Late on Monday, the judge told jurors they should expect to deliberate until at least 6pm beginning on Tuesday rather than stopping at 5pm, as they had earlier.

Fuelled by the Omicron variant, coronavirus cases in the city have rocketed from an average of about 3,400 a day in the week that ended December 12 to 22,000 in the week that ended on Sunday.

Laura Menninger, a defence lawyer, told Judge Nathan on Monday any suggestion that the jury stay later “is beginning to sound like urging them to hurry up”.

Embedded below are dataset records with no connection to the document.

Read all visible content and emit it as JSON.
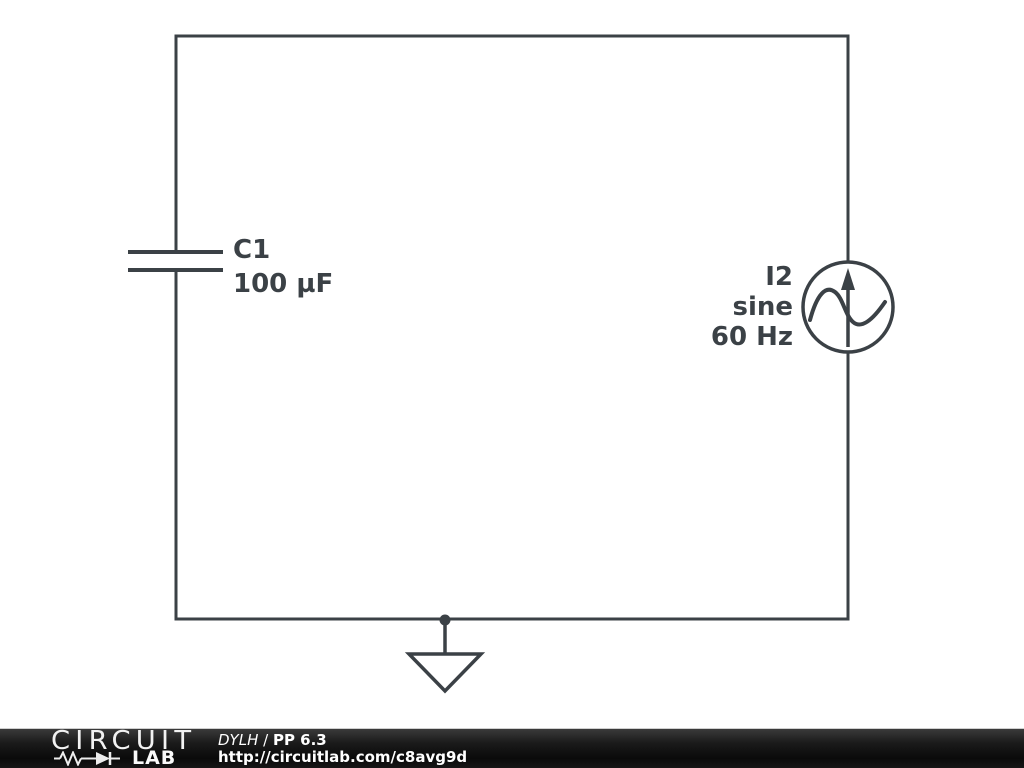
{
  "schematic": {
    "capacitor": {
      "ref": "C1",
      "value": "100 µF"
    },
    "current_source": {
      "ref": "I2",
      "waveform": "sine",
      "frequency": "60 Hz"
    },
    "icons": {
      "capacitor": "two-parallel-plates",
      "current_source": "circle-with-up-arrow-and-sine",
      "ground": "open-triangle-earth-ground",
      "logo_symbol": "resistor-zigzag-and-diode"
    },
    "colors": {
      "wire": "#3b4146",
      "background": "#ffffff"
    }
  },
  "footer": {
    "logo": {
      "line1": "CIRCUIT",
      "line2": "LAB"
    },
    "attribution": {
      "author": "DYLH",
      "separator": " / ",
      "title": "PP 6.3"
    },
    "url": "http://circuitlab.com/c8avg9d",
    "colors": {
      "background": "#111111",
      "text": "#ffffff"
    }
  }
}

“We would object to trying to urge them to stay later if they are not asking to do so and aren’t expressing any difficulty in proceeding with the deliberations that they are currently undertaking,” Ms Menninger said.

Ms Menninger noted the jury was continuing to request transcripts of trial testimony and other materials that indicate they are working diligently.

Tuesday marked the fourth full day of deliberations as jurors decide Maxwell’s fate on six charges alleging she played a crucial role in Epstein’s sexual abuse of teenage girls between 1994 and 2004.

Defence lawyers have said Maxwell, 60, is being used as a scapegoat by prosecutors after the US government was embarrassed by Epstein’s suicide at a federal jail in Manhattan in August 2019 while he awaited a sex trafficking trial.

Maxwell was arrested in July 2020 and has remained in jail after Judge Nathan repeatedly rejected bail attempts.